Congress is set to grant President Bush negotiating authority that would give him his best opportunity yet to build a legacy as a free-trade leader.

As early as tomorrow, after an 18-month political fight, the Senate is likely send to the White House a bill to give the president "fast-track" trade negotiating authority for the first time in eight years. The bill would allow Mr. Bush to cut trade deals and submit them to Congress for up-or-down votes, without alterations.

But Mr. Bush will have to turn around past practices before he can start building a free-trade reputation, say observers, business lobbyists and foreign officials.

"It would have been a disaster without it, but now that he has [negotiating authority], the game only begins," said Robert Litan, a trade scholar at the Brookings Institution. "In the eyes of the rest of the world, the United States has moved backwards."

The steel tariffs of up to 30 percent that Mr. Bush imposed in March and the farm bill he signed in May ran counter to the administration's rhetoric on free trade. But other initiatives offer the chance to win back credibility with proponents of open international markets.

Global talks, under the auspices of the World Trade Organization, on tariffs, agriculture, services and patent rules are scheduled to wrap up by Jan. 1, 2005. The United States also is negotiating to create a Free Trade Area of the Americas, stretching from Canada to Argentina, by the end of 2004.

U.S. Trade Representative Robert B. Zoellick is in the early phases of what could be free-trade deals with Australia, Morocco, southern Africa and Central America, and active negotiations with Chile and Singapore. But he likely cannot close the deals without "fast track," which the Bush administration has dubbed "trade-promotion authority."

"We need [it] now so we can start bringing back trade agreements to the Congress for an up-or-down vote on the packages," Mr. Zoellick said in a May speech in Washington.

But the Bush administration left the rest of the world wondering whether it was serious about the worldwide talks when, at the behest of politically powerful steel companies and unions, it slapped tariffs on steel only four months after WTO members kicked off their effort in Doha, Qatar.

Then congressional negotiators hammered out a farm bill that boosted subsidies by $71 billion over 10 years. With Republican senatorial candidates facing tough races in the farm belt, Mr. Bush signed the bill and left Mr. Zoellick to defend it to other countries.

U.S. business officials who visited the Geneva-based WTO in June found that many diplomats thought the Bush administration was backtracking from its free-trade stance.

"They were befuddled," said Bill Lane, a lobbyist for Peoria, Ill.-based Caterpillar, a construction-equipment manufacturer.

Scott Miller, a lobbyist for Cincinnati-based Procter & Gamble Co., said he was surprised how closely diplomats in Geneva were following the U.S. battle over trade-negotiating authority and how much they associated the legislation with a strong American presence in the WTO negotiations.
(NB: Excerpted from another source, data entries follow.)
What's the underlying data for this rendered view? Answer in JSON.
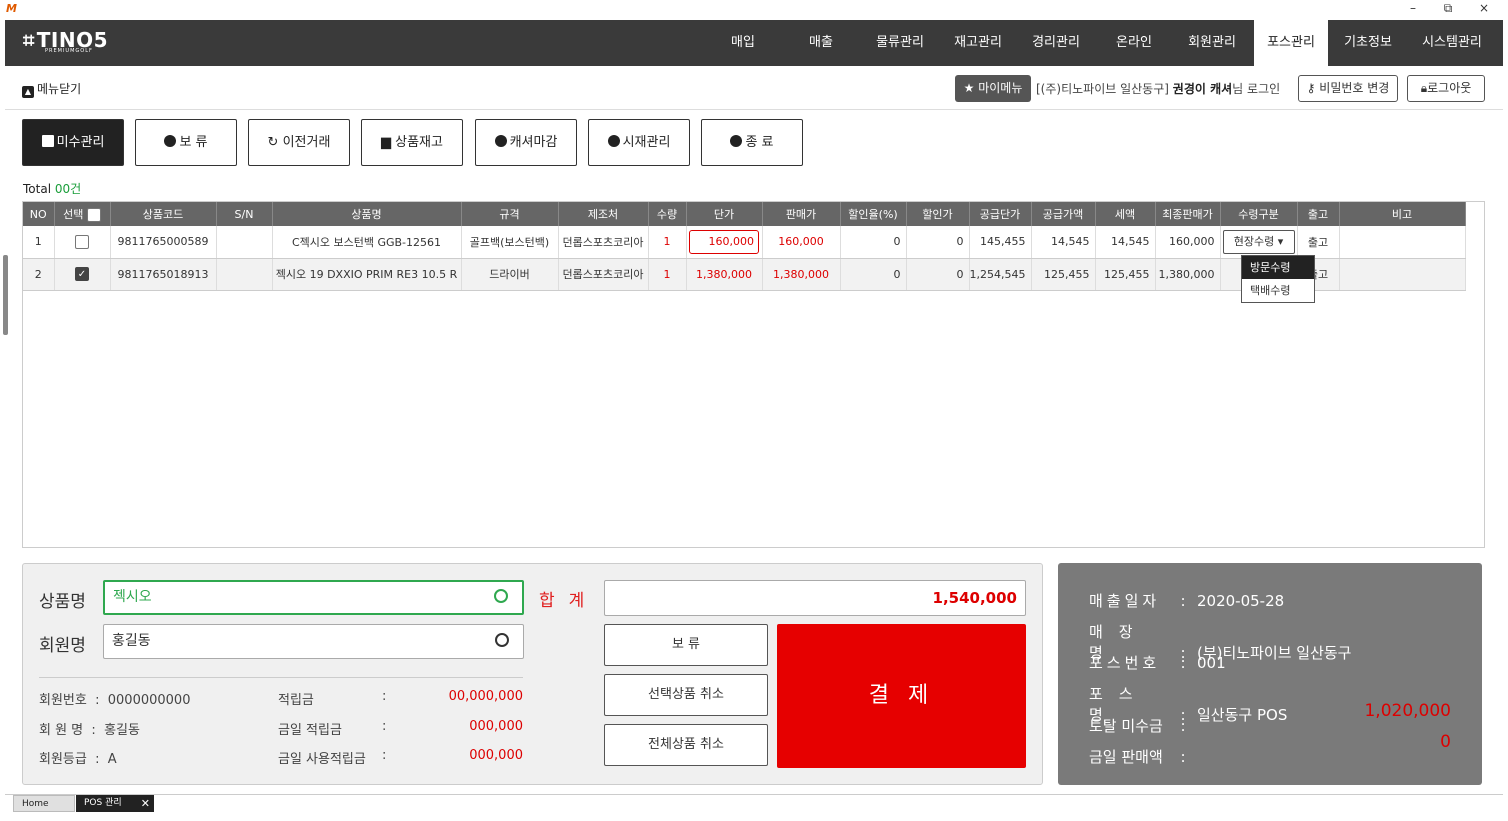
{
  "window": {
    "minimize": "–",
    "restore": "⧉",
    "close": "×"
  },
  "brand": {
    "name": "TINO5",
    "sub": "PREMIUMGOLF"
  },
  "nav": [
    "매입",
    "매출",
    "물류관리",
    "재고관리",
    "경리관리",
    "온라인",
    "회원관리",
    "포스관리",
    "기초정보",
    "시스템관리"
  ],
  "nav_active": "포스관리",
  "subbar": {
    "menu_close": "메뉴닫기",
    "my_menu": "마이메뉴",
    "login_prefix": "[(주)티노파이브 일산동구]",
    "login_user": "권경이 캐셔",
    "login_suffix": "님 로그인",
    "change_password": "비밀번호 변경",
    "logout": "로그아웃"
  },
  "toolbar": [
    {
      "label": "미수관리",
      "icon": "ledger-icon"
    },
    {
      "label": "보 류",
      "icon": "minus-circle-icon"
    },
    {
      "label": "이전거래",
      "icon": "undo-icon"
    },
    {
      "label": "상품재고",
      "icon": "save-icon"
    },
    {
      "label": "캐셔마감",
      "icon": "list-circle-icon"
    },
    {
      "label": "시재관리",
      "icon": "won-circle-icon"
    },
    {
      "label": "종 료",
      "icon": "close-circle-icon"
    }
  ],
  "total": {
    "label": "Total",
    "count": "00건"
  },
  "table": {
    "headers": [
      "NO",
      "선택",
      "상품코드",
      "S/N",
      "상품명",
      "규격",
      "제조처",
      "수량",
      "단가",
      "판매가",
      "할인율(%)",
      "할인가",
      "공급단가",
      "공급가액",
      "세액",
      "최종판매가",
      "수령구분",
      "출고",
      "비고"
    ],
    "rows": [
      {
        "no": "1",
        "checked": false,
        "code": "9811765000589",
        "sn": "",
        "name": "C젝시오 보스턴백 GGB-12561",
        "spec": "골프백(보스턴백)",
        "maker": "던롭스포츠코리아",
        "qty": "1",
        "unit_price": "160,000",
        "sale_price": "160,000",
        "discount_rate": "0",
        "discount_price": "0",
        "supply_unit": "145,455",
        "supply_amount": "14,545",
        "tax": "14,545",
        "final_price": "160,000",
        "receive": "현장수령",
        "out": "출고",
        "note": ""
      },
      {
        "no": "2",
        "checked": true,
        "code": "9811765018913",
        "sn": "",
        "name": "젝시오 19 DXXIO PRIM RE3 10.5 R",
        "spec": "드라이버",
        "maker": "던롭스포츠코리아",
        "qty": "1",
        "unit_price": "1,380,000",
        "sale_price": "1,380,000",
        "discount_rate": "0",
        "discount_price": "0",
        "supply_unit": "1,254,545",
        "supply_amount": "125,455",
        "tax": "125,455",
        "final_price": "1,380,000",
        "receive": "",
        "out": "출고",
        "note": ""
      }
    ],
    "receive_options": [
      "방문수령",
      "택배수령"
    ],
    "receive_selected": "방문수령"
  },
  "left_panel": {
    "product_label": "상품명",
    "product_value": "젝시오",
    "member_label": "회원명",
    "member_value": "홍길동",
    "sum_label": "합계",
    "sum_value": "1,540,000",
    "hold_btn": "보 류",
    "cancel_selected_btn": "선택상품 취소",
    "cancel_all_btn": "전체상품 취소",
    "pay_btn": "결 제",
    "member_no_label": "회원번호",
    "member_no_value": "0000000000",
    "member_name_label": "회 원 명",
    "member_name_value": "홍길동",
    "member_grade_label": "회원등급",
    "member_grade_value": "A",
    "points_label": "적립금",
    "points_value": "00,000,000",
    "today_points_label": "금일 적립금",
    "today_points_value": "000,000",
    "today_used_label": "금일 사용적립금",
    "today_used_value": "000,000"
  },
  "right_panel": {
    "sale_date_label": "매출일자",
    "sale_date_value": "2020-05-28",
    "store_label": "매장명",
    "store_value": "(부)티노파이브 일산동구",
    "pos_no_label": "포스번호",
    "pos_no_value": "001",
    "pos_name_label": "포스명",
    "pos_name_value": "일산동구 POS",
    "total_unpaid_label": "토탈 미수금",
    "total_unpaid_value": "1,020,000",
    "today_sales_label": "금일 판매액",
    "today_sales_value": "0"
  },
  "bottom_tabs": {
    "home": "Home",
    "pos": "POS 관리",
    "close": "✕"
  },
  "colors": {
    "accent_red": "#e60000",
    "nav_bg": "#3a3a3a",
    "green": "#2fa84f"
  }
}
"They were trying to sense from us when the United States would be prepared to lead on trade," Mr. Miller said.

As recently as last week, Latin American countries were castigating the United States over steel and farm subsidies during a summit in Ecuador.
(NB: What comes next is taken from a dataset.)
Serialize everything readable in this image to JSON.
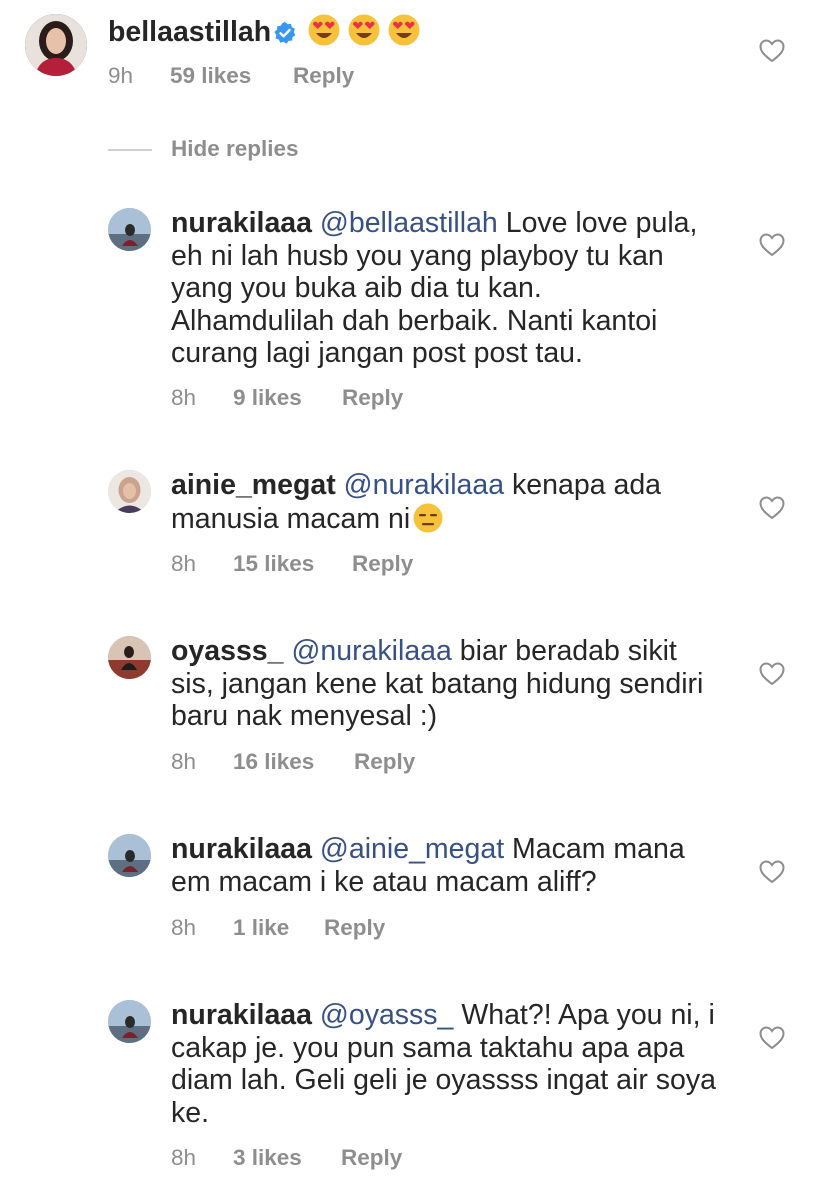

"Latin America continues to be marked by its extreme vulnerability, today sharpened by the persistence of protectionist policies and subsidies in industrialized countries," said Ecuador's President Gustavo Noboa. His sentiment was echoed by Brazilan President Fernando Henrique Cardoso.
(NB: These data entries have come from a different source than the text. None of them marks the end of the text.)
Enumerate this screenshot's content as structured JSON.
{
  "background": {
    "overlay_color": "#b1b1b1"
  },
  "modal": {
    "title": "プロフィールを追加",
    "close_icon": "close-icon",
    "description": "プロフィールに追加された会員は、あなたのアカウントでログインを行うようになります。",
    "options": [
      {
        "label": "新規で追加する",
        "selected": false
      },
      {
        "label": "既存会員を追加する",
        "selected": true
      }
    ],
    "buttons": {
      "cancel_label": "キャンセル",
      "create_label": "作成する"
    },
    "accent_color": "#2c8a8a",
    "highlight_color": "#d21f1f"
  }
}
But the same day the House passed the trade-negotiating legislation in a 215-212 vote, Mr. Zoellick announced an American plan to reform worldwide agricultural trade.

By proposing to slash domestic subsidies by $100 billion and cut tariffs on farm products from 62 percent to 15 percent, the Bush administration began to regain the initiative. Australia, a major farm producer that criticized the farm bill, seemed relieved.

"In the light of Australia's continuing concerns about the U.S. farm bill, this reform proposal indicates that the United States is prepared to seek a leadership role in these negotiations," said Agriculture Minister Warren Truss.